Known for a variety of videos, many of which go insanely viral, MrBeast, real name Jimmy Donaldson, now has over 16 million YouTube subscribers, an increase of 14 million since January 2018.
His success is certainly an anomaly, as not many YouTubers boast such a rapid rise in popularity in such a short period of time, especially with the, let’s say, unique style of content he provides.
Some of his most popular videos include “Spending 24 hours straight underwater” and “I spent 24 hours straight in an insane asylum”, or even “saying PewDiePie 100,000 times.
Perhaps the content he is best known for, however, is donating large sums of money to Twitch streamers and recording both his and their reactions – but how has he managed to afford such lavish philanthropy?
“I used to make a dollar a day, so I didn’t even have a microphone,” Donaldson explains, “My mindset was just ‘reinvest everything I make – every time I got a paycheck, that was the month’s budget.”
Timestamp at 4:40 for mobile viewers.
“So I saved up a dollar a day to buy a microphone, when I made a few thousand, I just spent a few thousand, when I made ten thousand, I just spent ten thousand.
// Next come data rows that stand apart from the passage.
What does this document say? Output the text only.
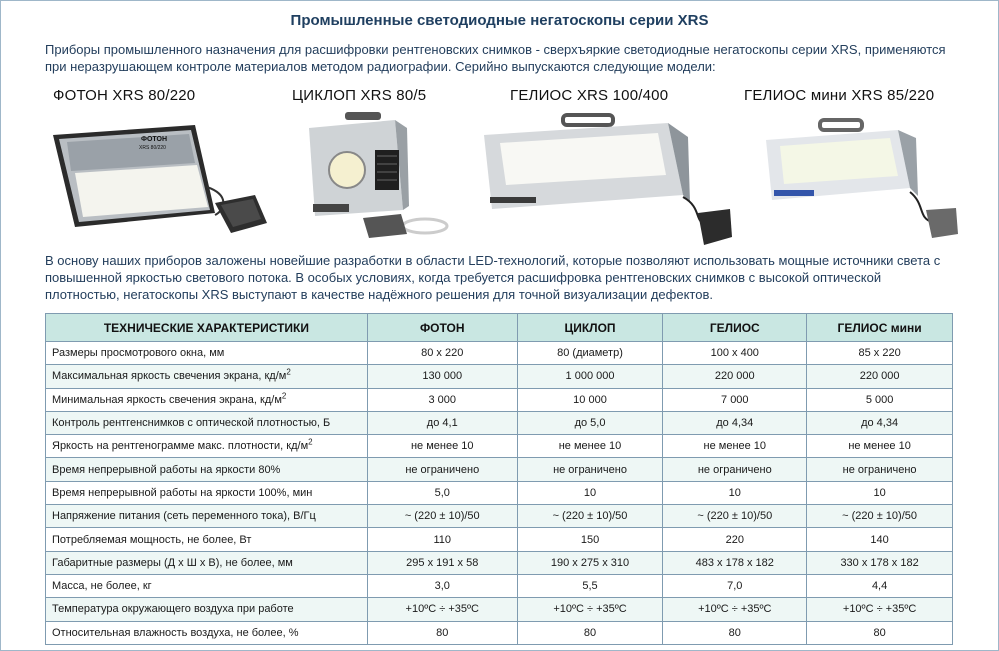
Промышленные светодиодные негатоскопы серии XRS
Приборы промышленного назначения для расшифровки рентгеновских снимков - сверхъяркие светодиодные негатоскопы серии XRS, применяются при неразрушающем контроле материалов методом радиографии. Серийно выпускаются следующие модели:
ФОТОН XRS 80/220	ЦИКЛОП XRS 80/5	ГЕЛИОС XRS 100/400	ГЕЛИОС мини XRS 85/220
ФОТОН
XRS 80/220
В основу наших приборов заложены новейшие разработки в области LED-технологий, которые позволяют использовать мощные источники света с повышенной яркостью светового потока. В особых условиях, когда требуется расшифровка рентгеновских снимков с высокой оптической плотностью, негатоскопы XRS выступают в качестве надёжного решения для точной визуализации дефектов.
ТЕХНИЧЕСКИЕ ХАРАКТЕРИСТИКИ	ФОТОН	ЦИКЛОП	ГЕЛИОС	ГЕЛИОС мини
Размеры просмотрового окна, мм	80 х 220	80 (диаметр)	100 х 400	85 х 220
Максимальная яркость свечения экрана, $кд/м^2$	130 000	1 000 000	220 000	220 000
Минимальная яркость свечения экрана, $кд/м^2$	3 000	10 000	7 000	5 000
Контроль рентгенснимков с оптической плотностью, Б	до 4,1	до 5,0	до 4,34	до 4,34
Яркость на рентгенограмме макс. плотности, $кд/м^2$	не менее 10	не менее 10	не менее 10	не менее 10
Время непрерывной работы на яркости 80%	не ограничено	не ограничено	не ограничено	не ограничено
Время непрерывной работы на яркости 100%, мин	5,0	10	10	10
Напряжение питания (сеть переменного тока), В/Гц	~ (220 ± 10)/50	~ (220 ± 10)/50	~ (220 ± 10)/50	~ (220 ± 10)/50
Потребляемая мощность, не более, Вт	110	150	220	140
Габаритные размеры (Д х Ш х В), не более, мм	295 х 191 х 58	190 х 275 х 310	483 х 178 х 182	330 х 178 х 182
Масса, не более, кг	3,0	5,5	7,0	4,4
Температура окружающего воздуха при работе	+10ºС ÷ +35ºС	+10ºС ÷ +35ºС	+10ºС ÷ +35ºС	+10ºС ÷ +35ºС
Относительная влажность воздуха, не более, %	80	80	80	80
As I made more videos, I was like ‘I want to spend it on videos somehow.”
Of course, the millions of dollars which he has handed out – to streamers, homeless people, waiters and Uber drivers to name but a few – is not all out of his pocket.
Rather, he has used brand deals and sponsored videos to support these efforts, who in turn receive exposure through the millions of views each upload generates.
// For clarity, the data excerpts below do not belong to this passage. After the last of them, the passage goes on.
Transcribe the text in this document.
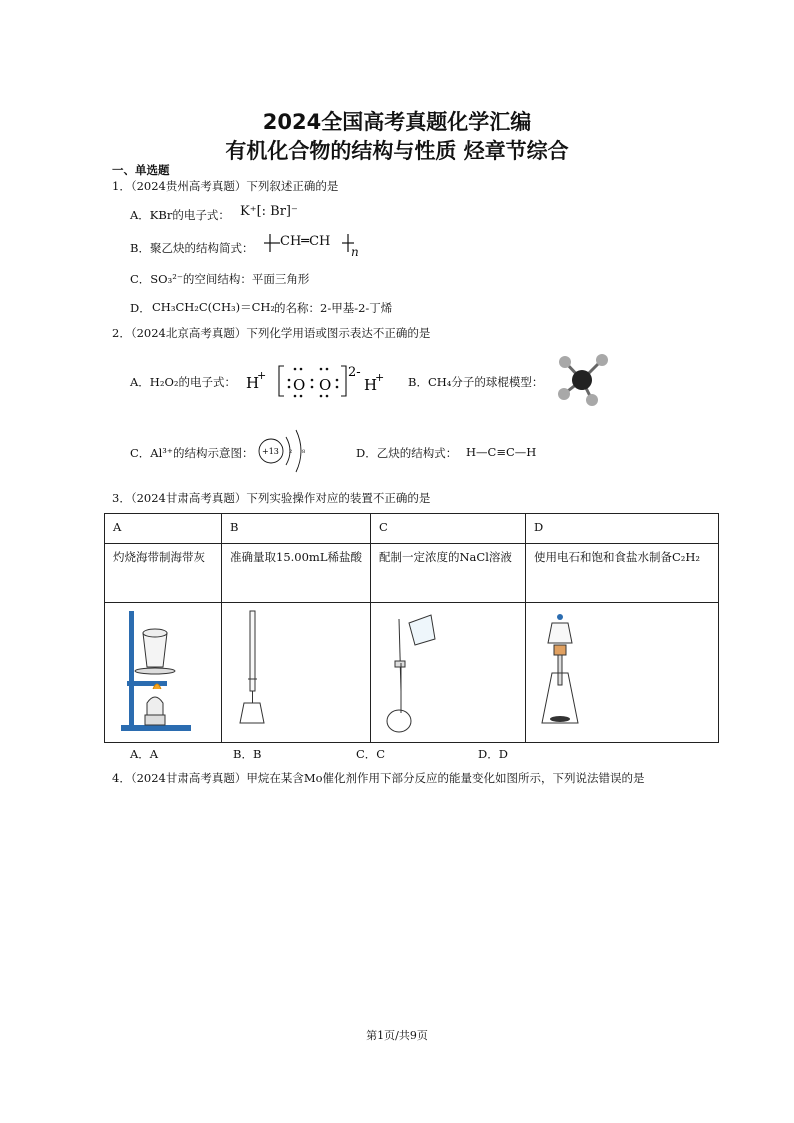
2024全国高考真题化学汇编
有机化合物的结构与性质 烃章节综合
一、单选题
1．（2024贵州高考真题）下列叙述正确的是
A．KBr的电子式： K⁺[: Br]⁻
B．聚乙炔的结构简式： CH═CH
n
C．SO₃²⁻的空间结构：平面三角形
D． CH₃CH₂C(CH₃)＝CH₂
的名称：2-甲基-2-丁烯
2．（2024北京高考真题）下列化学用语或图示表达不正确的是
A．H₂O₂的电子式： H
+
O O
2-
H
+ B．CH₄分子的球棍模型：
C．Al³⁺的结构示意图： +13 2 8	D．乙炔的结构式： H—C≡C—H
3．（2024甘肃高考真题）下列实验操作对应的装置不正确的是
A	B	C	D
灼烧海带制海带灰	准确量取15.00mL稀盐酸	配制一定浓度的NaCl溶液	使用电石和饱和食盐水制备C₂H₂

A．A	B．B	C．C	D．D
4．（2024甘肃高考真题）甲烷在某含Mo催化剂作用下部分反应的能量变化如图所示，下列说法错误的是
第1页/共9页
MrBeast also explained why he thinks those videos do so well, stating: “There’s a big misconception that controversy and negativity is the only way to get clicks, because that’s how it is in the media, for the most part, they don’t want good stories, they just want bad things.
“But I think on YouTube, it’s different, and people just haven’t realized it: positivity is just as clickbait as negativity.”
- More: Call of Duty pro and 100 Thieves CEO Matthew ‘Nadeshot’ Haag has also taken to donating large sums to his followers. His latest campaign saw him give out almost $150,000 in a new partnership with Cash App.
With so many personalities frequently utilizing their status to give back to their communities, there’s no telling who will be the next one to take part in the trend.